Maria Theresa
Maria Theresa (1717-1780) was the archduchess of Austria and queen of Hungary and Bohemia (1740-1780), who strengthened and unified the Austrian monarchy in the 18th century. Born in Vienna in 1717, she was the daughter of Holy Roman Emperor Karl VI. In 1736 she married Franz Stephen of Lorraine (later Holy Roman Emperor Franz I), and the couple eventually had sixteen children, including two future emperors, Josef II and Leopold II, and Marie Antoinette, later queen of France.
Karl VI's efforts to guarantee Maria Theresa's succession as ruler of the Habsburg dominions led to the War of the Austrian Succession. The war lost her Austrian Silesia, but she was able to retain her other dominions, and in 1745 she acquired the title of Holy Roman emperor for her husband. In the years after the war Maria Theresa accomplished sweeping internal reforms that strengthened her central administration and revitalized the army. With her state chancellor, Kaunitz, she also drastically reordered Austria's foreign policy, abandoning the traditional alignment with the United Kingdom in favor of collaboration with France and Russia against Prussia. After trying without success to reconquer Silesia in the Seven Years' War (1756-1763), she turned to a more pacific policy. On the advice of Kaunitz and her son Josef, however, she participated in the first partition of Poland (1772), thereby acquiring more territory.

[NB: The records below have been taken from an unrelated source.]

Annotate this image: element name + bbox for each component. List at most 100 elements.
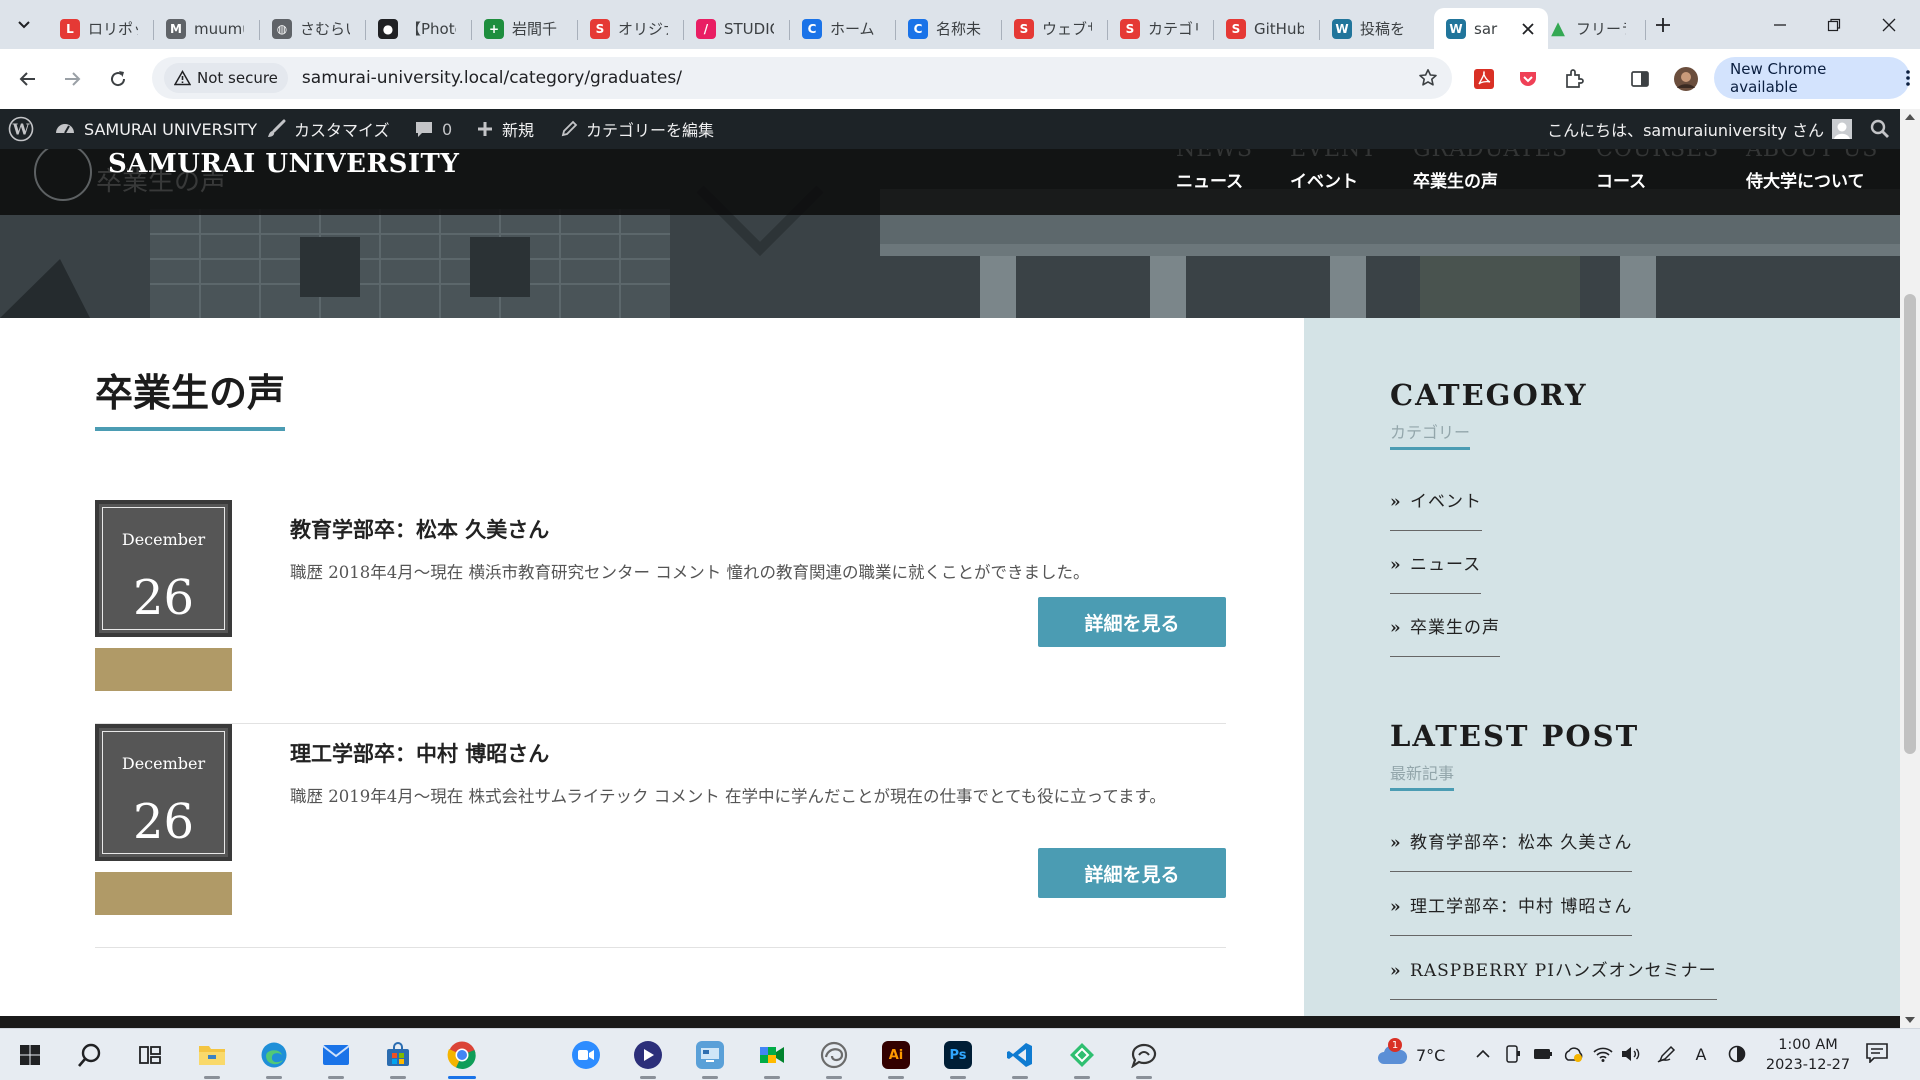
scroll-down-icon[interactable] <box>1905 1016 1915 1024</box>
extensions-icon[interactable] <box>1560 65 1588 93</box>
taskbar-illustrator[interactable]: Ai <box>878 1037 914 1079</box>
folder-icon <box>198 1043 226 1067</box>
comment-icon <box>414 119 434 139</box>
chrome-update-button[interactable]: New Chrome available <box>1714 57 1910 99</box>
scrollbar-thumb[interactable] <box>1904 294 1916 754</box>
zoom-video-icon <box>572 1041 600 1069</box>
sidebar-category-link[interactable]: » ニュース <box>1390 550 1482 594</box>
wp-site-name-link[interactable]: SAMURAI UNIVERSITY <box>54 109 257 149</box>
ime-mode-indicator[interactable]: A <box>1690 1043 1712 1065</box>
pdf-extension-icon[interactable] <box>1470 65 1498 93</box>
scroll-up-icon[interactable] <box>1905 113 1915 121</box>
wp-edit-category-link[interactable]: カテゴリーを編集 <box>560 109 714 149</box>
taskbar-store[interactable] <box>380 1037 416 1079</box>
tab-favicon-icon: S <box>1120 18 1140 39</box>
store-bag-icon <box>385 1042 411 1068</box>
weather-widget[interactable]: 1 7°C <box>1376 1037 1445 1073</box>
battery-icon[interactable] <box>1532 1043 1554 1065</box>
maximize-button[interactable] <box>1811 10 1857 40</box>
tab-title: オリジナ <box>618 20 668 38</box>
taskbar-vscode[interactable] <box>1002 1037 1038 1079</box>
taskbar-photoshop[interactable]: Ps <box>940 1037 976 1079</box>
wp-customize-link[interactable]: カスタマイズ <box>266 109 390 149</box>
taskbar-app-swirl[interactable] <box>816 1037 852 1079</box>
minimize-button[interactable] <box>1757 10 1803 40</box>
taskbar-zoom[interactable] <box>568 1037 604 1073</box>
sync-alert-icon[interactable] <box>1562 1043 1584 1065</box>
wp-logo-button[interactable]: W <box>8 109 34 149</box>
university-crest-icon[interactable] <box>34 149 92 201</box>
profile-avatar[interactable] <box>1672 65 1700 93</box>
browser-tab[interactable]: S カテゴリ <box>1108 8 1214 49</box>
taskbar-chrome[interactable] <box>444 1037 480 1079</box>
taskbar-edge[interactable] <box>256 1037 292 1079</box>
site-title[interactable]: SAMURAI UNIVERSITY <box>108 149 459 179</box>
taskbar-search-button[interactable] <box>72 1037 108 1073</box>
sidebar-latest-post-link[interactable]: » 理工学部卒：中村 博昭さん <box>1390 892 1633 936</box>
wp-new-label: 新規 <box>502 121 535 140</box>
wp-account-menu[interactable]: こんにちは、samuraiuniversity さん <box>1547 109 1852 149</box>
reload-button[interactable] <box>104 65 132 93</box>
tab-search-button[interactable] <box>8 10 40 38</box>
browser-tab[interactable]: S オリジナ <box>578 8 684 49</box>
sidebar-latest-post-link[interactable]: » 教育学部卒：松本 久美さん <box>1390 828 1633 872</box>
chevron-up-icon[interactable] <box>1472 1043 1494 1065</box>
taskbar-clock[interactable]: 1:00 AM 2023-12-27 <box>1762 1035 1854 1075</box>
volume-icon[interactable] <box>1620 1043 1642 1065</box>
sidebar-category-link[interactable]: » イベント <box>1390 487 1483 531</box>
post-date-day: 26 <box>132 570 195 626</box>
browser-tab[interactable]: / STUDIO <box>684 8 790 49</box>
browser-tab[interactable]: M muumu <box>154 8 260 49</box>
taskbar-media-player[interactable] <box>630 1037 666 1079</box>
read-more-button[interactable]: 詳細を見る <box>1038 597 1226 647</box>
sidebar-category-link[interactable]: » 卒業生の声 <box>1390 613 1501 657</box>
page-scrollbar[interactable] <box>1900 109 1920 1028</box>
device-icon[interactable] <box>1502 1043 1524 1065</box>
post-category-strip <box>95 648 232 691</box>
sidebar-latest-post-link[interactable]: » RASPBERRY PIハンズオンセミナー <box>1390 956 1717 1000</box>
wifi-icon[interactable] <box>1592 1043 1614 1065</box>
wp-comments-link[interactable]: 0 <box>414 109 452 149</box>
tab-favicon-icon: ● <box>378 18 398 39</box>
pocket-extension-icon[interactable] <box>1514 65 1542 93</box>
tab-favicon-icon: ◍ <box>272 18 292 39</box>
star-icon[interactable] <box>1418 68 1438 88</box>
browser-tab[interactable]: + 岩間千 <box>472 8 578 49</box>
browser-tab[interactable]: ● 【Photo <box>366 8 472 49</box>
taskbar-meet[interactable] <box>754 1037 790 1079</box>
search-icon[interactable] <box>1870 119 1890 139</box>
browser-tab[interactable]: S ウェブサ <box>1002 8 1108 49</box>
browser-tab[interactable]: ◍ さむらい <box>260 8 366 49</box>
read-more-button[interactable]: 詳細を見る <box>1038 848 1226 898</box>
wp-new-content-link[interactable]: 新規 <box>476 109 534 149</box>
pen-icon[interactable] <box>1656 1043 1678 1065</box>
browser-tab[interactable]: C ホーム - <box>790 8 896 49</box>
address-bar[interactable]: Not secure samurai-university.local/cate… <box>152 57 1452 99</box>
new-tab-button[interactable] <box>1650 12 1676 38</box>
taskbar-control-panel[interactable] <box>692 1037 728 1079</box>
focus-assist-icon[interactable] <box>1726 1043 1748 1065</box>
taskbar-app-diamond[interactable] <box>1064 1037 1100 1079</box>
post-title-link[interactable]: 教育学部卒：松本 久美さん <box>290 514 549 544</box>
browser-tab[interactable]: C 名称未 <box>896 8 1002 49</box>
task-view-button[interactable] <box>132 1037 168 1073</box>
close-icon[interactable] <box>1518 19 1538 39</box>
browser-tab[interactable]: ▲ フリーラ <box>1536 8 1646 49</box>
security-label: Not secure <box>197 69 278 87</box>
brush-icon <box>266 119 286 139</box>
browser-tab-active[interactable]: W sar <box>1434 8 1548 49</box>
site-info-button[interactable]: Not secure <box>164 63 288 93</box>
browser-tab[interactable]: S GitHub <box>1214 8 1320 49</box>
taskbar-app-chat[interactable] <box>1126 1037 1162 1079</box>
side-panel-icon[interactable] <box>1626 65 1654 93</box>
start-button[interactable] <box>12 1037 48 1073</box>
post-title-link[interactable]: 理工学部卒：中村 博昭さん <box>290 738 549 768</box>
taskbar-mail[interactable] <box>318 1037 354 1079</box>
notification-icon[interactable] <box>1866 1043 1888 1063</box>
window-close-button[interactable] <box>1866 10 1912 40</box>
back-button[interactable] <box>14 65 42 93</box>
browser-tab[interactable]: L ロリポッ <box>48 8 154 49</box>
forward-button[interactable] <box>58 65 86 93</box>
taskbar-file-explorer[interactable] <box>194 1037 230 1079</box>
browser-tab[interactable]: W 投稿を <box>1320 8 1426 49</box>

After Franz's death in 1765 Maria Theresa recognized Josef as coregent but retained ultimate authority for herself. She largely resisted her son's desires for further internal reforms, although she did abolish serfdom on crown lands. Often pondering abdication, she always demurred because she considered Josef too rash, particularly in his religious policies. She died on in 1780, in Vienna.
Pious and faithful but skeptical toward the Enlightenment, Maria Theresa has often been considered a prime example of a traditional dynast. Her actions derived from a conviction that she held a trust from God and from a maternalistic conception of her responsibilities. She was, however, intensely pragmatic, conscious of the obligations of power, and a shrewd judge of her appointees.